Ce déclassement salarial des enseignants est probablement une des causes majeures de la pénurie de candidats. Faire perdurer une telle situation ne peut qu’aboutir à des conséquences délétères de long terme : manque d’enseignants dans les classes, recrutement de personnes ayant un niveau de plus en plus faible, augmentation du turnover et perte d’enseignants expérimentés.
Ce sont les élèves qui, in fine, vont payer – et payent déjà – le prix fort de ces politiques.

Évolutions comparées des salaires des enseignants français et de l’OCDE

Afin d’approfondir la comparaison entres les salaires des enseignants de France et du reste de l’OCDE esquissée dans cet article, voici quatre graphiques concernant respectivement les enseignants :
– du deuxième cycle du secondaire ;
– du premier cycle du secondaire ;
– du primaire ;
– de l’éducation de la petite enfance.

Sont représentés sur chacun d’entre eux le salaire brut des enseignants français (ligne rouge) ainsi que les salaires bruts médian (ligne bleue) et moyen (pointillés bleus) de la sélection de pays de l’OCDE pour lesquels les données sont disponibles sur l’intégralité de l’historique depuis l’an 2000 [1].
Sont indiqués en bleu clair, à titre indicatif, les salaires bruts de l’ensemble des pays de l’OCDE (cela inclut des pays pour lesquels les données de certaines années sont manquantes, ce qui rend les comparaisons au fil du temps moins pertinentes).
Dans ce qui suit, les termes médiane et moyenne de l’OCDE correspondront aux courbes bleues foncées (calculées uniquement avec les pays ayant des données pour chaque année).

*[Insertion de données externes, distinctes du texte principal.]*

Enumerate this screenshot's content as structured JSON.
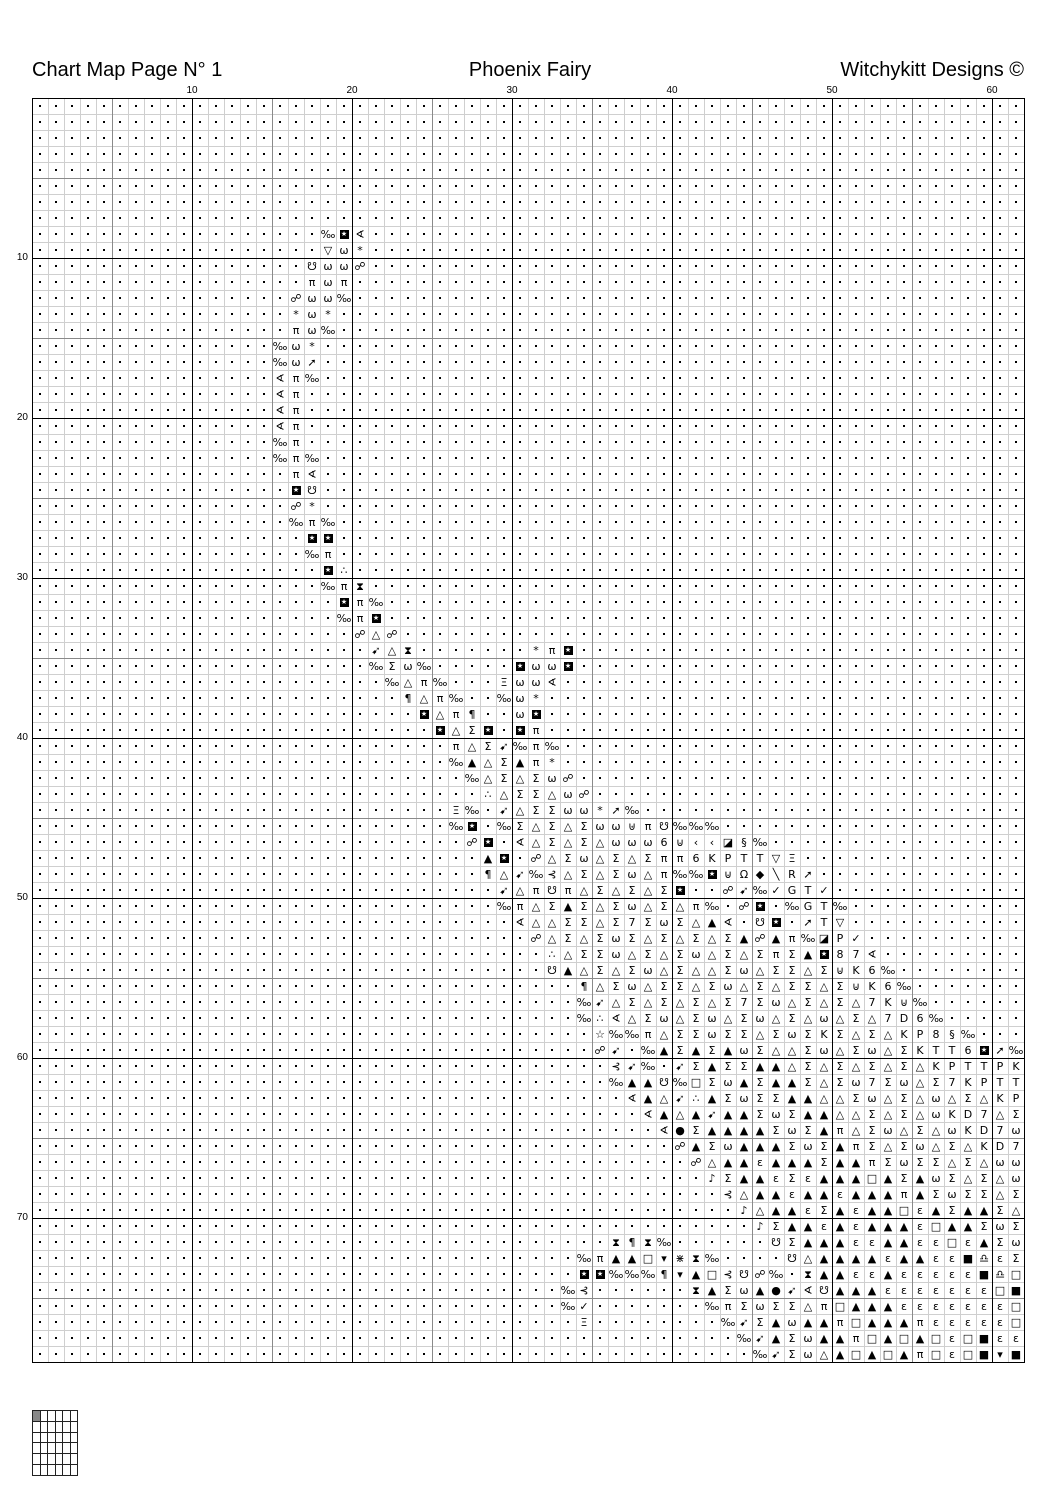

On peut constater qu’à l’inverse des médiane et moyenne de l’OCDE, le salaire des enseignants français a globalement diminué depuis l’an 2000.
Excepté pour les enseignants de la petite enfance, le salaire des enseignants français, qui était au-dessus de la médiane et de la moyenne de l’OCDE en 2000, est passé avant 2005 en-dessous de ces valeurs, dénotant un déclassement par rapport aux autres pays.

Si les salaires des enseignants du deuxième cycle de secondaire avaient évolué de la même manière que la médiane de l’OCDE, ceux-ci seraient supérieurs de 14,2% à leur valeur actuelle ; et de 17,6% s’ils avaient évolués comme la moyenne de l’OCDE.

Si les salaires des enseignants du premier cycle de secondaire avaient évolué de la même manière que la médiane de l’OCDE, ceux-ci seraient supérieurs de 14,4% à leur valeur actuelle ; et de 21,4% s’ils avaient évolués comme la moyenne de l’OCDE.

Si les salaires des enseignants du primaire avaient évolué de la même manière que la médiane de l’OCDE, ceux-ci seraient supérieurs de 17,4% à leur valeur actuelle ; et de 21,7% s’ils avaient évolués comme la moyenne de l’OCDE.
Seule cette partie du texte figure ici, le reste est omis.